Prayer may be what it takes. Various economists have said that Lula inherited such a bad situation there is simply no way he will be ably to meet all of his obligations. When that question came up yesterday, Lula demurred and then inveighed against the pessimism of the market and economists who concoct doomsday scenarios. Be that as it may, Lula himself spent more time emphasizing the limits to growth -- fiscal discipline, debt repayments, investor confidence, environmental sustainability -- than articulating any developmentalist agenda.
In fact, overall, Lula did not seize on this unprecedented moment to do anything unprecedented at all. He did not challenge the United States to explain the spectacular failure of neoliberalism in Latin America. He did not detail his own grand project for Brazilian economic development. He would not even announce the new members of his economic team.
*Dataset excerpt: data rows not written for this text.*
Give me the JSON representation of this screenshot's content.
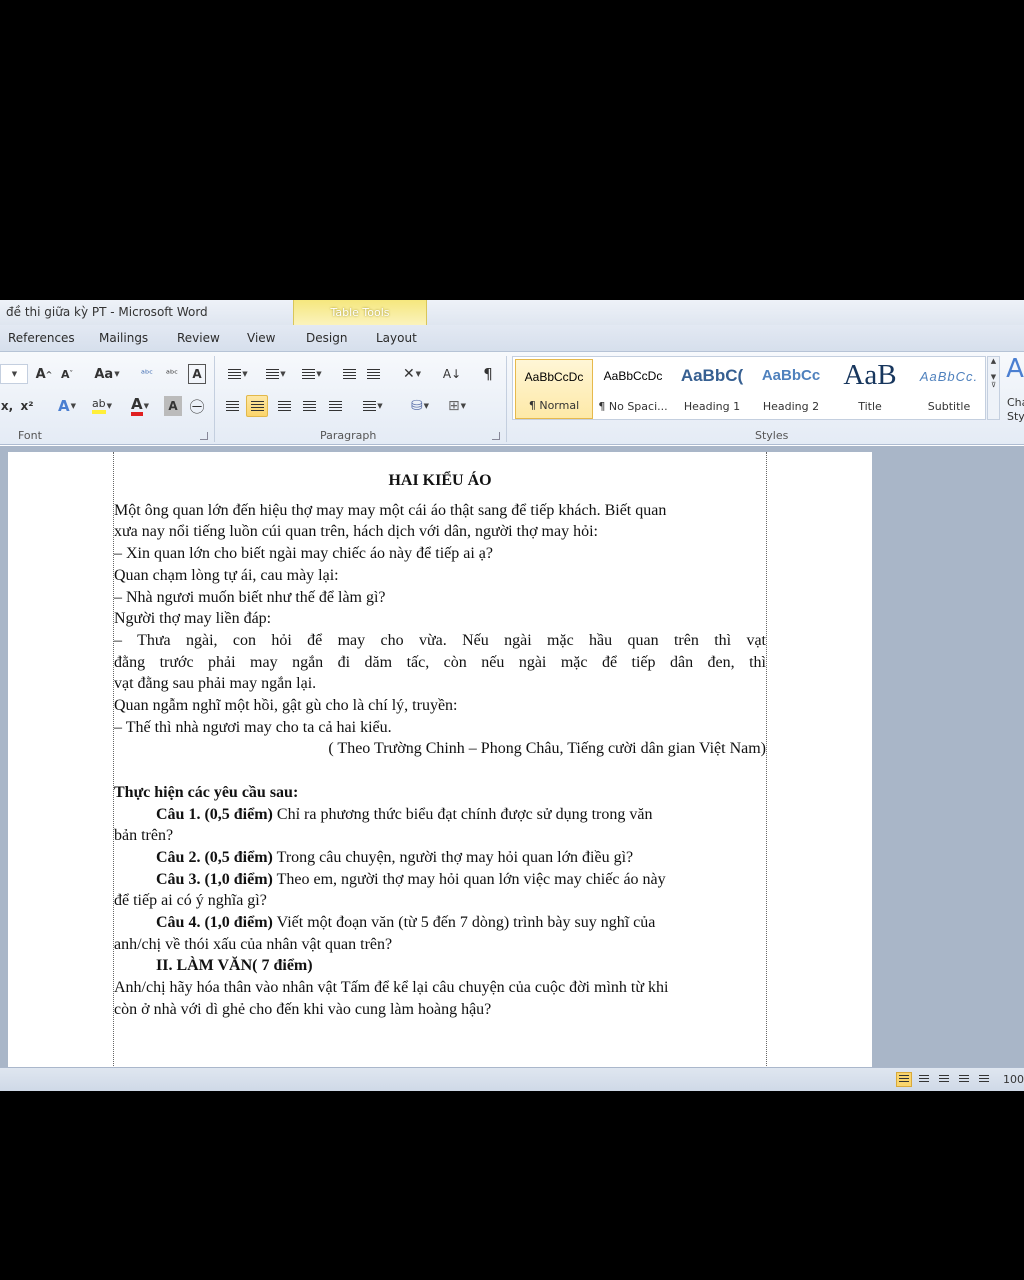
{
  "window": {
    "title": "đề thi giữa kỳ PT  -  Microsoft Word",
    "contextual_tab_group": "Table Tools"
  },
  "tabs": [
    "References",
    "Mailings",
    "Review",
    "View",
    "Design",
    "Layout"
  ],
  "ribbon": {
    "groups": {
      "font": "Font",
      "paragraph": "Paragraph",
      "styles": "Styles"
    },
    "font": {
      "grow": "A",
      "shrink": "A",
      "change_case": "Aa",
      "clear": "A",
      "subscript": "x,",
      "superscript": "x²",
      "highlight": "ab",
      "font_color": "A",
      "char_shading": "A"
    },
    "paragraph": {
      "pilcrow": "¶",
      "sort": "A↓"
    },
    "styles": [
      {
        "preview": "AaBbCcDc",
        "name": "¶ Normal"
      },
      {
        "preview": "AaBbCcDc",
        "name": "¶ No Spaci..."
      },
      {
        "preview": "AaBbC(",
        "name": "Heading 1"
      },
      {
        "preview": "AaBbCc",
        "name": "Heading 2"
      },
      {
        "preview": "AaB",
        "name": "Title"
      },
      {
        "preview": "AaBbCc.",
        "name": "Subtitle"
      }
    ],
    "change_styles": {
      "preview": "A",
      "line1": "Cha",
      "line2": "Sty"
    }
  },
  "document": {
    "heading": "HAI KIỂU ÁO",
    "story": [
      "Một ông quan lớn đến hiệu thợ may may một cái áo thật sang để tiếp khách. Biết quan",
      "xưa nay nổi tiếng luồn cúi quan trên, hách dịch với dân, người thợ may hỏi:",
      "– Xin quan lớn cho biết ngài may chiếc áo này để tiếp ai ạ?",
      "Quan chạm lòng tự ái, cau mày lại:",
      "– Nhà ngươi muốn biết như thế để làm gì?",
      "Người thợ may liền đáp:"
    ],
    "story_just": [
      "– Thưa ngài, con hỏi để may cho vừa. Nếu ngài mặc hầu quan trên thì vạt",
      "đằng trước phải may ngắn đi dăm tấc, còn nếu ngài mặc để tiếp dân đen, thì"
    ],
    "story_end": [
      "vạt đằng sau phải may ngắn lại.",
      "Quan ngẫm nghĩ một hồi, gật gù cho là chí lý, truyền:",
      "– Thế thì nhà ngươi may cho ta cả hai kiểu."
    ],
    "source": "( Theo Trường Chinh – Phong Châu, Tiếng cười dân gian Việt Nam)",
    "requirements": "Thực hiện các yêu cầu sau:",
    "q1_label": "Câu 1. (0,5 điểm)",
    "q1_text": " Chỉ ra phương thức biểu đạt chính được sử dụng trong văn",
    "q1_cont": "bản trên?",
    "q2_label": "Câu 2. (0,5 điểm)",
    "q2_text": " Trong câu chuyện, người thợ may hỏi quan lớn điều gì?",
    "q3_label": "Câu 3. (1,0 điểm)",
    "q3_text": " Theo em, người thợ may hỏi quan lớn việc may chiếc áo này",
    "q3_cont": "để tiếp ai có ý nghĩa gì?",
    "q4_label": "Câu 4. (1,0 điểm)",
    "q4_text": " Viết một đoạn văn (từ 5 đến 7 dòng) trình bày suy nghĩ của",
    "q4_cont": "anh/chị về thói xấu của nhân vật quan trên?",
    "part2": "II. LÀM VĂN( 7 điểm)",
    "essay": [
      "Anh/chị hãy hóa thân vào nhân vật Tấm để kể lại câu chuyện của cuộc đời mình từ khi",
      "còn ở nhà với dì ghẻ cho đến khi vào cung làm hoàng hậu?"
    ]
  },
  "statusbar": {
    "zoom": "100"
  },
  "colors": {
    "selected_style": "#fde9a8",
    "contextual_tab": "#f5e77e",
    "heading1": "#365f91",
    "title": "#17365d"
  }
}
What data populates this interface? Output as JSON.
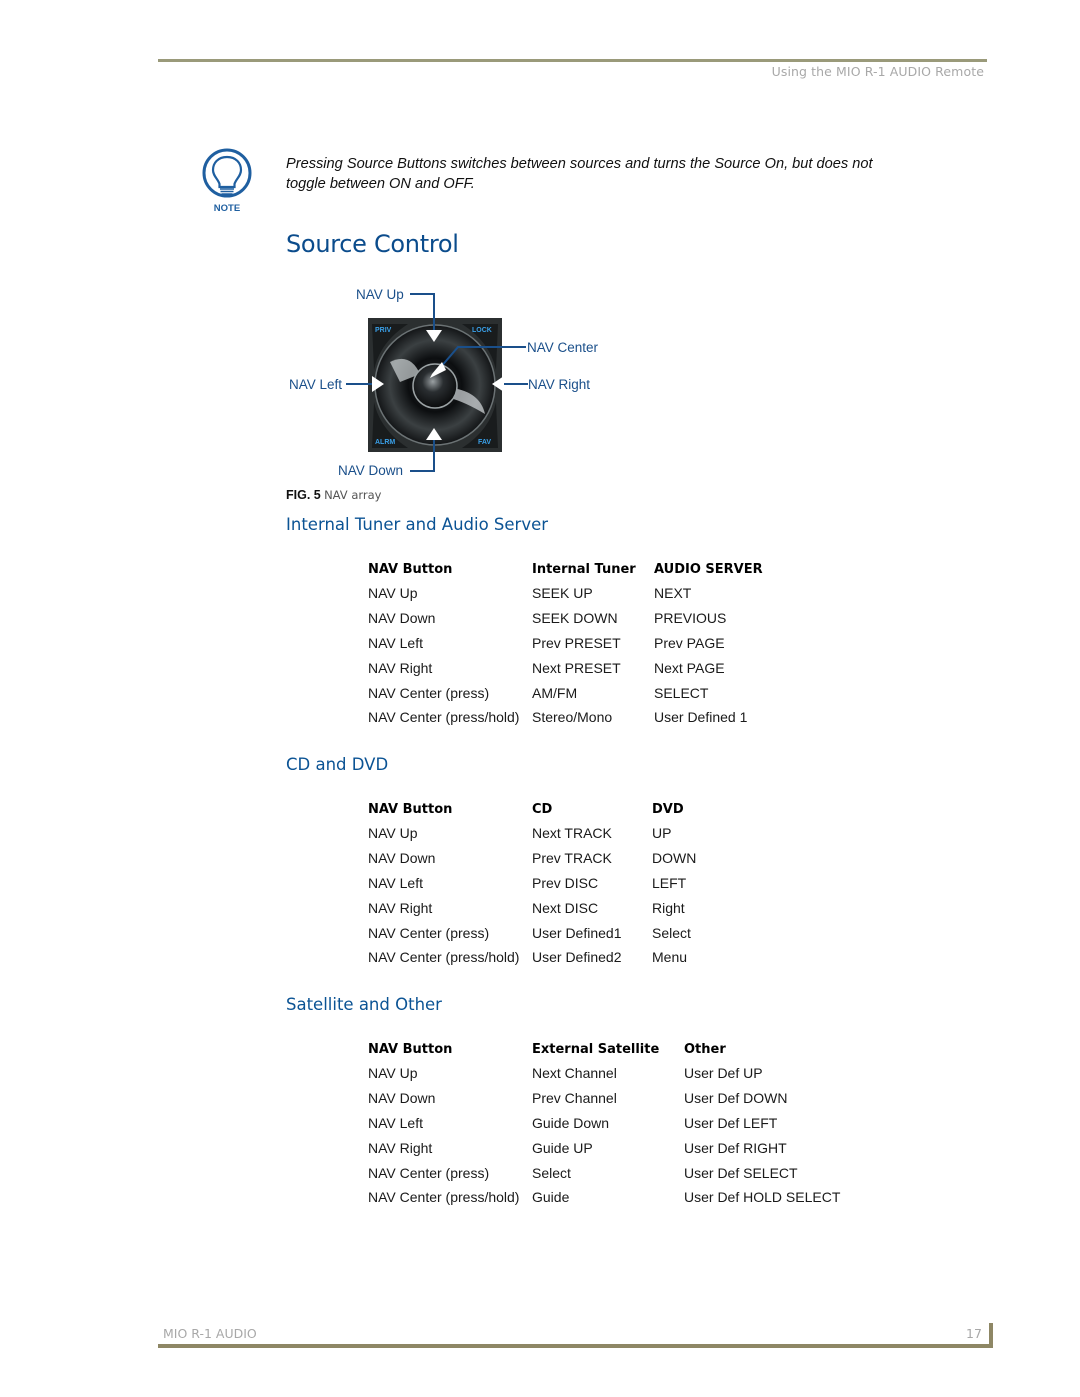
{
  "header": {
    "running_title": "Using the MIO R-1 AUDIO Remote"
  },
  "note": {
    "icon": "lightbulb-note-icon",
    "icon_label": "NOTE",
    "text": "Pressing Source Buttons switches between sources and turns the Source On, but does not toggle between ON and OFF."
  },
  "page_title": "Source Control",
  "figure": {
    "labels": {
      "up": "NAV Up",
      "center": "NAV Center",
      "left": "NAV Left",
      "right": "NAV Right",
      "down": "NAV Down"
    },
    "keypad_buttons": {
      "top_left": "PRIV",
      "top_right": "LOCK",
      "bottom_left": "ALRM",
      "bottom_right": "FAV"
    },
    "caption_number": "FIG. 5",
    "caption_text": "NAV array"
  },
  "sections": [
    {
      "heading": "Internal Tuner and Audio Server",
      "columns": [
        "NAV Button",
        "Internal Tuner",
        "AUDIO SERVER"
      ],
      "rows": [
        [
          "NAV Up",
          "SEEK UP",
          "NEXT"
        ],
        [
          "NAV Down",
          "SEEK DOWN",
          "PREVIOUS"
        ],
        [
          "NAV Left",
          "Prev PRESET",
          "Prev PAGE"
        ],
        [
          "NAV Right",
          "Next PRESET",
          "Next PAGE"
        ],
        [
          "NAV Center (press)",
          "AM/FM",
          "SELECT"
        ],
        [
          "NAV Center (press/hold)",
          "Stereo/Mono",
          "User Defined 1"
        ]
      ]
    },
    {
      "heading": "CD and DVD",
      "columns": [
        "NAV Button",
        "CD",
        "DVD"
      ],
      "rows": [
        [
          "NAV Up",
          "Next TRACK",
          "UP"
        ],
        [
          "NAV Down",
          "Prev TRACK",
          "DOWN"
        ],
        [
          "NAV Left",
          "Prev DISC",
          "LEFT"
        ],
        [
          "NAV Right",
          "Next DISC",
          "Right"
        ],
        [
          "NAV Center (press)",
          "User Defined1",
          "Select"
        ],
        [
          "NAV Center (press/hold)",
          "User Defined2",
          "Menu"
        ]
      ]
    },
    {
      "heading": "Satellite and Other",
      "columns": [
        "NAV Button",
        "External Satellite",
        "Other"
      ],
      "rows": [
        [
          "NAV Up",
          "Next Channel",
          "User Def UP"
        ],
        [
          "NAV Down",
          "Prev Channel",
          "User Def DOWN"
        ],
        [
          "NAV Left",
          "Guide Down",
          "User Def LEFT"
        ],
        [
          "NAV Right",
          "Guide UP",
          "User Def RIGHT"
        ],
        [
          "NAV Center (press)",
          "Select",
          "User Def SELECT"
        ],
        [
          "NAV Center (press/hold)",
          "Guide",
          "User Def HOLD SELECT"
        ]
      ]
    }
  ],
  "footer": {
    "product": "MIO R-1 AUDIO",
    "page_number": "17"
  },
  "colors": {
    "heading_blue": "#0b4c8c",
    "label_blue": "#1a4f8a",
    "rule_olive": "#8e8765",
    "header_gray": "#a8a8a8"
  }
}
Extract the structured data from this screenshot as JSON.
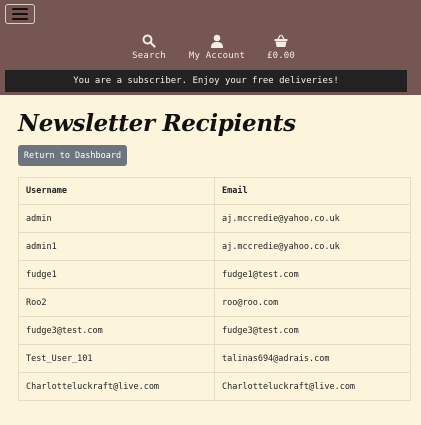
{
  "nav": {
    "search_label": "Search",
    "account_label": "My Account",
    "bag_total": "£0.00"
  },
  "banner": {
    "text": "You are a subscriber. Enjoy your free deliveries!"
  },
  "page": {
    "title": "Newsletter Recipients",
    "back_button": "Return to Dashboard"
  },
  "table": {
    "headers": [
      "Username",
      "Email"
    ],
    "rows": [
      [
        "admin",
        "aj.mccredie@yahoo.co.uk"
      ],
      [
        "admin1",
        "aj.mccredie@yahoo.co.uk"
      ],
      [
        "fudge1",
        "fudge1@test.com"
      ],
      [
        "Roo2",
        "roo@roo.com"
      ],
      [
        "fudge3@test.com",
        "fudge3@test.com"
      ],
      [
        "Test_User_101",
        "talinas694@adrais.com"
      ],
      [
        "Charlotteluckraft@live.com",
        "Charlotteluckraft@live.com"
      ]
    ]
  },
  "colors": {
    "header_bg": "#765652",
    "banner_bg": "#222222",
    "page_bg": "#fdf4dc",
    "button_bg": "#6c757d"
  },
  "icons": [
    "menu-icon",
    "search-icon",
    "user-icon",
    "shopping-basket-icon"
  ]
}
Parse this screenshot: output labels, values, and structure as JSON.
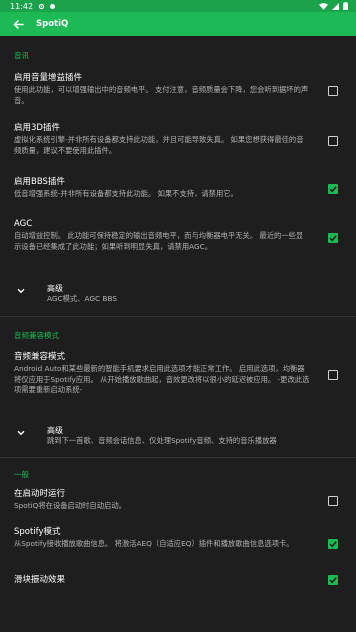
{
  "status_bar": {
    "time": "11:42"
  },
  "app_bar": {
    "title": "SpotiQ"
  },
  "colors": {
    "accent": "#1DB954",
    "status": "#1AA34A",
    "background": "#1E1E1E"
  },
  "sections": {
    "audio": {
      "header": "音讯",
      "items": [
        {
          "title": "启用音量增益插件",
          "subtitle": "使用此功能，可以增强输出中的音频电平。 支付注意，音频质量会下降，您会听到据坏的声音。",
          "checked": false
        },
        {
          "title": "启用3D插件",
          "subtitle": "虚拟化系统引擎-并非所有设备都支持此功能，并且可能导致失真。 如果您想获得最佳的音频质量，建议不要使用此插件。",
          "checked": false
        },
        {
          "title": "启用BBS插件",
          "subtitle": "低音增强系统-并非所有设备都支持此功能。 如果不支持，请禁用它。",
          "checked": true
        },
        {
          "title": "AGC",
          "subtitle": "自动增益控制。 此功能可保持稳定的输出音频电平，而与均衡器电平无关。 最近的一些显示设备已经集成了此功能；如果听到明显失真，请禁用AGC。",
          "checked": true
        }
      ],
      "advanced": {
        "title": "高级",
        "subtitle": "AGC模式、AGC BBS"
      }
    },
    "compat": {
      "header": "音频兼容模式",
      "items": [
        {
          "title": "音频兼容模式",
          "subtitle": "Android Auto和某些最新的智能手机要求启用此选项才能正常工作。 启用此选项，均衡器将仅应用于Spotify应用。 从开始播放歌曲起，音效更改将以很小的延迟被应用。 -更改此选项需要重新启动系统-",
          "checked": false
        }
      ],
      "advanced": {
        "title": "高级",
        "subtitle": "跳到下一首歌、音频会话信息、仅处理Spotify音频、支持的音乐播放器"
      }
    },
    "general": {
      "header": "一般",
      "items": [
        {
          "title": "在启动时运行",
          "subtitle": "SpotiQ将在设备启动时自动启动。",
          "checked": false
        },
        {
          "title": "Spotify模式",
          "subtitle": "从Spotify接收播放歌曲信息。 将激活AEQ（自适应EQ）插件和播放歌曲信息选项卡。",
          "checked": true
        },
        {
          "title": "滑块振动效果",
          "checked": true
        }
      ]
    }
  }
}
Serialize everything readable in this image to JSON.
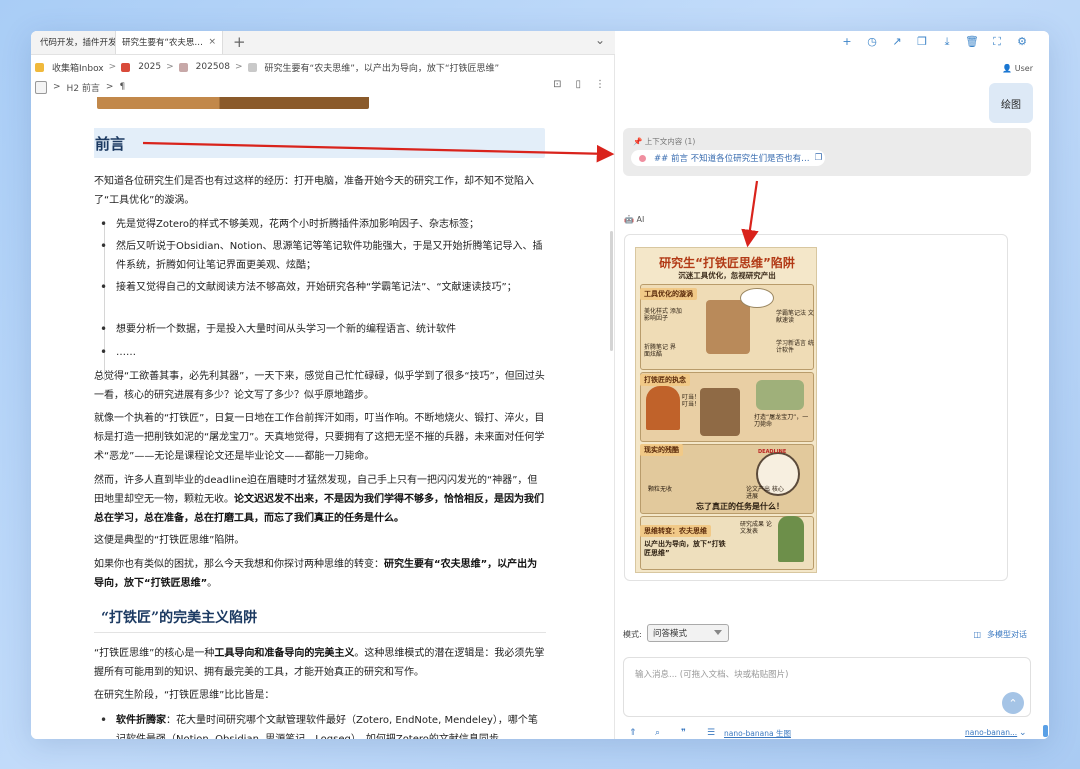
{
  "tabs": [
    {
      "label": "代码开发，插件开发"
    },
    {
      "label": "研究生要有“农夫思…",
      "close": "×"
    }
  ],
  "tab_plus": "+",
  "breadcrumb": {
    "items": [
      "收集箱Inbox",
      "2025",
      "202508",
      "研究生要有“农夫思维”，以产出为导向，放下“打铁匠思维”"
    ],
    "sep": ">"
  },
  "subbar": {
    "heading": "H2 前言",
    "para": "¶"
  },
  "doc": {
    "h2_preface": "前言",
    "p1": "不知道各位研究生们是否也有过这样的经历：打开电脑，准备开始今天的研究工作，却不知不觉陷入了“工具优化”的漩涡。",
    "bullets": [
      "先是觉得Zotero的样式不够美观，花两个小时折腾插件添加影响因子、杂志标签；",
      "然后又听说于Obsidian、Notion、思源笔记等笔记软件功能强大，于是又开始折腾笔记导入、插件系统，折腾如何让笔记界面更美观、炫酷；",
      "接着又觉得自己的文献阅读方法不够高效，开始研究各种“学霸笔记法”、“文献速读技巧”；",
      "想要分析一个数据，于是投入大量时间从头学习一个新的编程语言、统计软件",
      "……"
    ],
    "p2": "总觉得“工欲善其事，必先利其器”，一天下来，感觉自己忙忙碌碌，似乎学到了很多“技巧”，但回过头一看，核心的研究进展有多少？论文写了多少？似乎原地踏步。",
    "p3": "就像一个执着的“打铁匠”，日复一日地在工作台前挥汗如雨，叮当作响。不断地烧火、锻打、淬火，目标是打造一把削铁如泥的“屠龙宝刀”。天真地觉得，只要拥有了这把无坚不摧的兵器，未来面对任何学术“恶龙”——无论是课程论文还是毕业论文——都能一刀毙命。",
    "p4a": "然而，许多人直到毕业的deadline迫在眉睫时才猛然发现，自己手上只有一把闪闪发光的“神器”，但田地里却空无一物，颗粒无收。",
    "p4b": "论文迟迟发不出来，不是因为我们学得不够多，恰恰相反，是因为我们总在学习，总在准备，总在打磨工具，而忘了我们真正的任务是什么。",
    "p5": "这便是典型的“打铁匠思维”陷阱。",
    "p6a": "如果你也有类似的困扰，那么今天我想和你探讨两种思维的转变：",
    "p6b": "研究生要有“农夫思维”，以产出为导向，放下“打铁匠思维”",
    "p6c": "。",
    "h2_trap": "“打铁匠”的完美主义陷阱",
    "p7a": "“打铁匠思维”的核心是一种",
    "p7b": "工具导向和准备导向的完美主义",
    "p7c": "。这种思维模式的潜在逻辑是：我必须先掌握所有可能用到的知识、拥有最完美的工具，才能开始真正的研究和写作。",
    "p8": "在研究生阶段，“打铁匠思维”比比皆是：",
    "b_last_b": "软件折腾家",
    "b_last": "：花大量时间研究哪个文献管理软件最好（Zotero, EndNote, Mendeley），哪个笔记软件最强（Notion, Obsidian, 思源笔记，Logseq），如何把Zotero的文献信息同步"
  },
  "chat": {
    "user_label": "User",
    "user_message": "绘图",
    "context_title": "上下文内容 (1)",
    "context_chip": "## 前言 不知道各位研究生们是否也有…",
    "ai_label": "AI",
    "comic": {
      "title": "研究生“打铁匠思维”陷阱",
      "subtitle": "沉迷工具优化，忽视研究产出",
      "sec1": "工具优化的漩涡",
      "sec1_notes": [
        "美化样式 添加影响因子",
        "学霸笔记法 文献速读",
        "折腾笔记 界面炫酷",
        "学习新语言 统计软件"
      ],
      "sec2": "打铁匠的执念",
      "sec2_notes": [
        "叮当！叮当！",
        "打造“屠龙宝刀”，一刀毙命"
      ],
      "sec3": "现实的残酷",
      "sec3_notes": [
        "DEADLINE",
        "颗粒无收",
        "论文产出 核心进展"
      ],
      "sec3_big": "忘了真正的任务是什么！",
      "sec4": "思维转变：农夫思维",
      "sec4_notes": [
        "研究成果 论文发表"
      ],
      "sec4_big": "以产出为导向，放下“打铁匠思维”"
    },
    "mode_label": "模式:",
    "mode_value": "问答模式",
    "multi_model": "多模型对话",
    "input_placeholder": "输入消息... (可拖入文档、块或粘贴图片)",
    "model_left": "nano-banana 生图",
    "model_right": "nano-banan..."
  },
  "colors": {
    "accent": "#3c84c8",
    "heading": "#1c3a62",
    "arrow": "#d9231c",
    "context_bg": "#ebebeb",
    "user_bubble": "#dde9f6"
  }
}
The most he would say was that he and Bush had agreed to form a group -- composed of representatives from both countries -- to promote a "common agenda" between the United States and Brazil.
Lula may have reassured investors and the IMF with this visit, but it's hard to imagine how the Brazilians who passionately supported him -- who invested in him their own, long-unfulfilled hopes -- would have felt inspired by what he said. They may have drawn some comfort from his warm reception at the AFL-CIO building later in the afternoon, where he was greeted with union claps and lusty cheers of "O-lei O-lei-o-lei-olaaa Lulaaa, Lulaaa." At this stop he reiterated his promise to fight hunger and to establish more contacts between unions and other groups such as women's nongovernmental organizations, church associations and serious intellectuals, not to mention friendly captains of industry. But his performance still left one feeling a bit hollow. Perhaps it is unfair to judge Lula by his words when he has yet to act -- especially when he is giving a canned speech to a foreign audience. And perhaps he should be given a chance to bask in the glory of his victory before returning to work. Nevertheless, one has to wonder: Is the introduction of Third Way politics to Brazil really the best that Lula can do?
Alex Gourevitch is a Prospect writing fellow.